Die Leser sind die treibende Kraft
Schon nach kurzer Zeit bekam sie tausende Leserzuschriften und -rezensionen. „Dieses direkte und positive Feedback der Leser bestätigte mich endlich in meinem Gefühl, dass die Geschichte von Emma und Calum nicht nur mich, sondern auch eine große Leserschaft begeistern würde“, sagt Marah. „Vielleicht hat ein E-Book nicht den Glamour eines gedruckten Buchs, das man in der Hand halten und in ein Regal stellen kann. Aber ohne die neue Chance, meinen ersten Roman online selbst zu veröffentlichen und auf diesem Weg meine Leser zu erreichen, hätte ich mit Sicherheit kein zweites, drittes oder viertes Buch geschrieben“. Der persönliche Kontakt zu ihren Lesern und Fans spornt Marah an. Täglich beantwortet sie Leserfragen im Internet – ob auf ihrer Website, bei Amazon oder in den sozialen Medien. Natürlich stellt auch Marah eine Veränderung der Buch- und Lesekultur durch die Mitsprache und die Erwartungen der Leser fest, insbesondere was das Tempo der Veröffentlichungen angeht. „Die Fans verlangen immer schneller nach einer Fortsetzung, nach neuem Lesestoff“, sagt sie lachend, „und die Veröffentlichung geht online ja auch viel schneller als bei klassischen Verlagen“. Seit ihrem ersten Erfolg schreibt Marah ein Buch nach dem anderen. Und auch nach sieben Jahren wird jedes einzelne von ihren Lesern sehnsüchtig erwartet.
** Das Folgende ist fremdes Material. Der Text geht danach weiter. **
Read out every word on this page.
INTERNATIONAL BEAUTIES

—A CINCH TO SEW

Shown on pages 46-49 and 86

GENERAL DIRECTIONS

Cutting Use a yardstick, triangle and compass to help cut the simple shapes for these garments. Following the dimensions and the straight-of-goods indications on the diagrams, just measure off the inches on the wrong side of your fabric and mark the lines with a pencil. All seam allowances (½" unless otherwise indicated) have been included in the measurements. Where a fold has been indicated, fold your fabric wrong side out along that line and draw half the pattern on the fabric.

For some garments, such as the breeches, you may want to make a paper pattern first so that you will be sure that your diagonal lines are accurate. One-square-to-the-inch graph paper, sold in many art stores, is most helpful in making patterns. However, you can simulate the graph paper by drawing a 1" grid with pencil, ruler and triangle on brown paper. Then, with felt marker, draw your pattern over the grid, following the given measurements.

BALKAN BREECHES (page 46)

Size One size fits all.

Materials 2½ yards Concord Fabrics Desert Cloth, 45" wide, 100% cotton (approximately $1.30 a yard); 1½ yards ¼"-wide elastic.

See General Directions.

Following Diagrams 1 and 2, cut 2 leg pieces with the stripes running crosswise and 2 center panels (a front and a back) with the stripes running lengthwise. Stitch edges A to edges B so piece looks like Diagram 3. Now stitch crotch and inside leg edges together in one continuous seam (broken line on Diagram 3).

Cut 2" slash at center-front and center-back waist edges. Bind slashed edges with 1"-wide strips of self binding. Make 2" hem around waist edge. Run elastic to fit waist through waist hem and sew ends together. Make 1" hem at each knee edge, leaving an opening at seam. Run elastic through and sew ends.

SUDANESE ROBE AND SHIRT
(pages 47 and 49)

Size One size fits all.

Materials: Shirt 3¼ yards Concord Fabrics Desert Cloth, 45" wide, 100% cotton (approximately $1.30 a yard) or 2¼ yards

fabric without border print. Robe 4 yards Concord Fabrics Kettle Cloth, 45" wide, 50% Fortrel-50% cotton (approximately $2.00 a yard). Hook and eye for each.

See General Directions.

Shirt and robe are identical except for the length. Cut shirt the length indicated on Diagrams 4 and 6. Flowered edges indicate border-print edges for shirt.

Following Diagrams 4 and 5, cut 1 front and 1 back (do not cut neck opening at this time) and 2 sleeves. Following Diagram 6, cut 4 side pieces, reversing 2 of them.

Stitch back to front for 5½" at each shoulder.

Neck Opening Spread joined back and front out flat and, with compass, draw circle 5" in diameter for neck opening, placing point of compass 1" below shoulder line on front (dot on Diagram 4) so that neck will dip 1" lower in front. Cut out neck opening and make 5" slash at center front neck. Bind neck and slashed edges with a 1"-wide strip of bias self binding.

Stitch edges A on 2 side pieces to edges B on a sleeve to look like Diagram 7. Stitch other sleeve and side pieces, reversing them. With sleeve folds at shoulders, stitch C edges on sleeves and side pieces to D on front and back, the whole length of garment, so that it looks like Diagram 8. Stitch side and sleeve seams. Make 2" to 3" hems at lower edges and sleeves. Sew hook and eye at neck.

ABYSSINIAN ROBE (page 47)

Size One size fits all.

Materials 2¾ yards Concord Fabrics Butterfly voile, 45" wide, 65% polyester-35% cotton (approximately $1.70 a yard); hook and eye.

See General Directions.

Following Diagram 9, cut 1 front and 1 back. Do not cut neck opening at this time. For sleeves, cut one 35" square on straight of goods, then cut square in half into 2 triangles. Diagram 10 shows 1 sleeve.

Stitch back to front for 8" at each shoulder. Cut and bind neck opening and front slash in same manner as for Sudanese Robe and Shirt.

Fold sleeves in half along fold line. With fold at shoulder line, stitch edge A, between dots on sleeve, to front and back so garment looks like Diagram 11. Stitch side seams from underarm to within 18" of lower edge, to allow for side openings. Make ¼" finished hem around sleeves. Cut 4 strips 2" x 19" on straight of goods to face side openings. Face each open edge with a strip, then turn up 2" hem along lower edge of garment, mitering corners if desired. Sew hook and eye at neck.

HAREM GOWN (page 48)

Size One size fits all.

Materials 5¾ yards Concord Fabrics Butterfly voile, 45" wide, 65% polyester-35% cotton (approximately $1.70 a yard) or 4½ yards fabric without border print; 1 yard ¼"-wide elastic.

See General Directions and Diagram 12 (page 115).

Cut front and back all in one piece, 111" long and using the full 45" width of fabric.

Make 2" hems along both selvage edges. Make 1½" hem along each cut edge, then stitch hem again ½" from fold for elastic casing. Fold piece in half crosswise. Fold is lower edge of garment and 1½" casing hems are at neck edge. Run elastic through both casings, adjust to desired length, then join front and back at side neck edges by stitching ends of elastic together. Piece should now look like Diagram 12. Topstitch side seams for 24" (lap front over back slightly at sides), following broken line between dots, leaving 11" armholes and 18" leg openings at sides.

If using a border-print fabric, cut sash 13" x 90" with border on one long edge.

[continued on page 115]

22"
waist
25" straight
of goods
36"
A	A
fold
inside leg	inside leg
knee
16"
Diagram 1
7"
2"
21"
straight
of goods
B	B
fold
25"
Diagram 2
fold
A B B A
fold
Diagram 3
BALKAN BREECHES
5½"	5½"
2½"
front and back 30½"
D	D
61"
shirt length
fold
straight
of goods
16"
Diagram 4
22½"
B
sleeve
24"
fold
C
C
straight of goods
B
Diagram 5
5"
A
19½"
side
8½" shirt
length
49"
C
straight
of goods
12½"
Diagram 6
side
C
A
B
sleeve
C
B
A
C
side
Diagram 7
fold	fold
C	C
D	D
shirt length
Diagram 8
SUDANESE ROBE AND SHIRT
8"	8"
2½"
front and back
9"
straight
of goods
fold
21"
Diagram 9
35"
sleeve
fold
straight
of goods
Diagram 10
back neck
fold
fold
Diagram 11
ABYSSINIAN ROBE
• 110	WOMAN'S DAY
„Egal ob als gedrucktes Buch, als E-Book oder als Hörbuch – die Menschen sollen lesen. Denn wir alle brauchen Geschichten, um zu leben."
Den Leser da abholen, wo er sich aufhält
Weniger enthusiastisch ist die allgemeine Stimmung im deutschen Buchhandel. Laut einer Studie des Börsenvereins des Deutschen Buchhandels, die im Januar 2018 erschien, hat die Buchbranche seit 2012 circa sechs Millionen Buchkäufer verloren, vor allem in der jüngeren bis mittleren Altersgruppe. Damit geht nicht nur ein Verlust der Lesefähigkeit, der Auseinandersetzung mit Inhalten und somit der Bildungschancen einher. Es geht auch ein wichtiges Stück Kultur verloren. Es stellt sich die Frage: Wenn die Menschen seltener in den Buchladen gehen, wo gehen sie dann hin? „Bücher konkurrieren heutzutage mit einem großen Angebot an Videos, Spielen und Content im Internet. Wenn wir also wollen, dass Menschen wieder mehr lesen, müssen wir sie dort abholen, wo sie sich aufhalten“, so Plamen. Ausschlaggebend für eine effektive Förderung des Lesens ist für Plamen, die unterschiedlichen Vorlieben der Leser in den Mittelpunkt zu stellen: „Entscheidend ist, den Lesestoff individuell und formatübergreifend anzubieten: Die Print-Ausgabe für diejenigen, die ein Buch zum Anfassen lieben und es in ihre Bibliothek stellen möchten. E-Books für diejenigen, die gerne unterwegs, in der U-Bahn oder im Urlaub lesen und nicht eine ganze Tasche voll mit Büchern mitschleppen möchten. Und Hörbücher für diejenigen, die bei einer Autofahrt erfahren möchten, wie die Geschichte, die sie abends im Bett vorm Einschlafen auf ihrem E-Reader angefangen haben, weitergeht“. So sieht es auch Marah, die seit 2017 ihre Werke auch als klassische Printbücher in renommierten Verlagen veröffentlicht: „Eins wollen wir alle: Die Menschen sollen lesen. Denn wir brauchen Geschichten, um zu wachsen, zu lieben und zu leben“.